塩尻市の老人ホームで入居者を殺害したとして殺人などの罪に問われている元職員・望月大輔被告の裁判です。望月被告本人が証言台に立ち、「動機や殺意はありませんでした」と証言しました。

殺人などの罪に問われているのは元職員の望月大輔被告(42)です。
起訴状などによりますと望月被告は2022年5月、勤務していた塩尻市の老人ホームで、入居者の当時77歳の女性に向精神薬を飲ませ、薬物中毒により殺害したとされています。
裁判では、女性の死因が被告が飲ませた向精神薬による薬物中毒によるものか、被告に殺意があったのかなどが争点になっています。
弁護側の被告人質問で女性を恨んでいたかと問われると、望月被告は「動機や殺意はありませんでした」と証言しました。

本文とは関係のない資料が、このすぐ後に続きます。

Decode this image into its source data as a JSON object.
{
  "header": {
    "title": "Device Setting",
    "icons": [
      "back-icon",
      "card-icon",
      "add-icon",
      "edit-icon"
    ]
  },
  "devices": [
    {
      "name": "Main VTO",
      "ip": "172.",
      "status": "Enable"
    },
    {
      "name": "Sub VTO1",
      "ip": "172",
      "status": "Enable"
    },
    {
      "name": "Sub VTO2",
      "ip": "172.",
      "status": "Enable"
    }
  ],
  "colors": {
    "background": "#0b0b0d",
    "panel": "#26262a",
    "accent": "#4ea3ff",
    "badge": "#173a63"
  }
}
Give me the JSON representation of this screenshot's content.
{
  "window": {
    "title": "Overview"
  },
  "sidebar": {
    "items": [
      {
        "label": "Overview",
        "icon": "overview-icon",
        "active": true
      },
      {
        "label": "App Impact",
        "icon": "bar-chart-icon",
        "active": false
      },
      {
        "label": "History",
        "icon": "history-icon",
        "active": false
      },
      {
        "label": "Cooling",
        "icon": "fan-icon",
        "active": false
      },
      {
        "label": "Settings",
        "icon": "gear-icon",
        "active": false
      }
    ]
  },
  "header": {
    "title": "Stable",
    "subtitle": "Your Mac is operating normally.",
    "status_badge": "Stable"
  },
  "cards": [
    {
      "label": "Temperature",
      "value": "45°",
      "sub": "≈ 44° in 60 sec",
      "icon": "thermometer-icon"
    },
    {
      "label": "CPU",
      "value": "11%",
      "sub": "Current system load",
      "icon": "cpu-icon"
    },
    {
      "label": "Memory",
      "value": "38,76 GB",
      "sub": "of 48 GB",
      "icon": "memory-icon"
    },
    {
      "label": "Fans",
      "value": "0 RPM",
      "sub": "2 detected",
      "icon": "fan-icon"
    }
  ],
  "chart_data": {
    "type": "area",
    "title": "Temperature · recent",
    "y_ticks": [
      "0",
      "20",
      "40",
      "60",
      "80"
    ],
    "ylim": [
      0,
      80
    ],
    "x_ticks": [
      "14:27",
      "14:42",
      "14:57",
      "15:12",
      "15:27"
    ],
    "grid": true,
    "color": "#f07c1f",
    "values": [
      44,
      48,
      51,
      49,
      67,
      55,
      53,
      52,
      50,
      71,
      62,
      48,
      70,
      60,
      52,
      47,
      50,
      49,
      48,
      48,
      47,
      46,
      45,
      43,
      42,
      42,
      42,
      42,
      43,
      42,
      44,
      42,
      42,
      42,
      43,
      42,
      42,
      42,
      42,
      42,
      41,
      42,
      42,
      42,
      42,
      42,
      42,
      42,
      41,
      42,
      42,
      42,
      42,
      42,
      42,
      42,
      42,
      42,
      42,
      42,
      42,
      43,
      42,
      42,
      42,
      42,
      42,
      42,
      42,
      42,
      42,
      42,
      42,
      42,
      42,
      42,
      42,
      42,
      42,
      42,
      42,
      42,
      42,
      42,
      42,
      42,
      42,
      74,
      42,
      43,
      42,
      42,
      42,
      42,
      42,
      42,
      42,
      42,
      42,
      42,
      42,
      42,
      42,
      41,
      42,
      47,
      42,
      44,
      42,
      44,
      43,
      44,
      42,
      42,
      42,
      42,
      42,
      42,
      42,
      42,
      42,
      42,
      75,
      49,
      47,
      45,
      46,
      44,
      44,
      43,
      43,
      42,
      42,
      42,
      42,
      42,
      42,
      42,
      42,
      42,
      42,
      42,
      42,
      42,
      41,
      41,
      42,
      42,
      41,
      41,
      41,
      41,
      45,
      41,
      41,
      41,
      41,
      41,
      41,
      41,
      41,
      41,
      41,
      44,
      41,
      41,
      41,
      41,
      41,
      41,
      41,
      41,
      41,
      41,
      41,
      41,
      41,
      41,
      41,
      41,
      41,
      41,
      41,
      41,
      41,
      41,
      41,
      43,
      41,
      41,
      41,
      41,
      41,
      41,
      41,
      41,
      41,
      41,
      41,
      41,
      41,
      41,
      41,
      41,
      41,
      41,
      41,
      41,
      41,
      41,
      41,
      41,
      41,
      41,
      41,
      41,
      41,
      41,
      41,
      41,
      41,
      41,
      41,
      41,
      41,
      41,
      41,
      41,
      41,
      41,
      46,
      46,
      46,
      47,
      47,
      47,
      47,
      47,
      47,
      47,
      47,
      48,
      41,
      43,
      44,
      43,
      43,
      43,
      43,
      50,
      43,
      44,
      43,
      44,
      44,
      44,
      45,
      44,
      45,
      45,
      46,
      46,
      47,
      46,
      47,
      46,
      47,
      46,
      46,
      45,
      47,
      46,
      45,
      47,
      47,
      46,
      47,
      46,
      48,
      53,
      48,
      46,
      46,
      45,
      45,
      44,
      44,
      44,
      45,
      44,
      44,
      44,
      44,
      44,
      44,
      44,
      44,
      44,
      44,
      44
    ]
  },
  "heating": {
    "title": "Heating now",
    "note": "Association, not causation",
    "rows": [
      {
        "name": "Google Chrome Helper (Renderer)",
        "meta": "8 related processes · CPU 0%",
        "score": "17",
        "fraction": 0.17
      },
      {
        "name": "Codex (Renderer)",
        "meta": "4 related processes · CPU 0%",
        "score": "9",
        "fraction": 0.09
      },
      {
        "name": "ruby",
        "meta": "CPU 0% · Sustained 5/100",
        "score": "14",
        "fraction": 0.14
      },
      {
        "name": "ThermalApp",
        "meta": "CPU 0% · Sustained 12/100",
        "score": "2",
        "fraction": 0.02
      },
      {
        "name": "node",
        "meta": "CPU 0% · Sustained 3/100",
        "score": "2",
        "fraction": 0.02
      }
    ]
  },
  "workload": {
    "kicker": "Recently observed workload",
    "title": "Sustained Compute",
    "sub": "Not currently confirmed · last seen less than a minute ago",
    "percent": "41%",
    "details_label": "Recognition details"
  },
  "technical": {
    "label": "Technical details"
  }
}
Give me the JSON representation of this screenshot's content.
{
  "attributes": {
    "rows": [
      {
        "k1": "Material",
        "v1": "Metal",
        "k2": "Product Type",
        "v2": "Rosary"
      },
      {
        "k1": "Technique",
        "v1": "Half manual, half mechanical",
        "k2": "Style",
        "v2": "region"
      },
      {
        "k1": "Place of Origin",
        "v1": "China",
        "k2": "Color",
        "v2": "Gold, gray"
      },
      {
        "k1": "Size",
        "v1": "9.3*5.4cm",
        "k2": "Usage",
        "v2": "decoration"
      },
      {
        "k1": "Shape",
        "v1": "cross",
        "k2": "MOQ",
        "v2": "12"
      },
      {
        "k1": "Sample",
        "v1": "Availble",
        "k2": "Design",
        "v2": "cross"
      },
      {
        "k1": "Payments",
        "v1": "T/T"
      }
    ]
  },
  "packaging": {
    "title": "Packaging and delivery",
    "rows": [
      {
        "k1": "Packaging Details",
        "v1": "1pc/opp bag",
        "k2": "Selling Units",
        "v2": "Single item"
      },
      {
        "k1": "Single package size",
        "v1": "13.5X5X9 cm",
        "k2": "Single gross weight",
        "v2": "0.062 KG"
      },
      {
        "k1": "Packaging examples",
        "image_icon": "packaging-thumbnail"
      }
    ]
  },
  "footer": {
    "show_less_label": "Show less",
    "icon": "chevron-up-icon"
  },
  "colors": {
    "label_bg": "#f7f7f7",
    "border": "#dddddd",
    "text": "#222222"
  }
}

また、女性に向精神薬を飲ませたことについては「女性がお腹が痛いという話があった」「自分の飲んでいる薬が他の人に効くのかなと思って飲ませた」と答えました。
その後、検察側から事件の前に、薬の過剰摂取による死亡事例などをインターネットで検索していた理由について問われると「すべて自殺をするために調べていた」「仕事のトラブルや社会についていけず、死んでもいいかなと思いました」と答えました。
裁判では望月被告の責任能力の有無についても争われ、今月26日に判決が言い渡されます。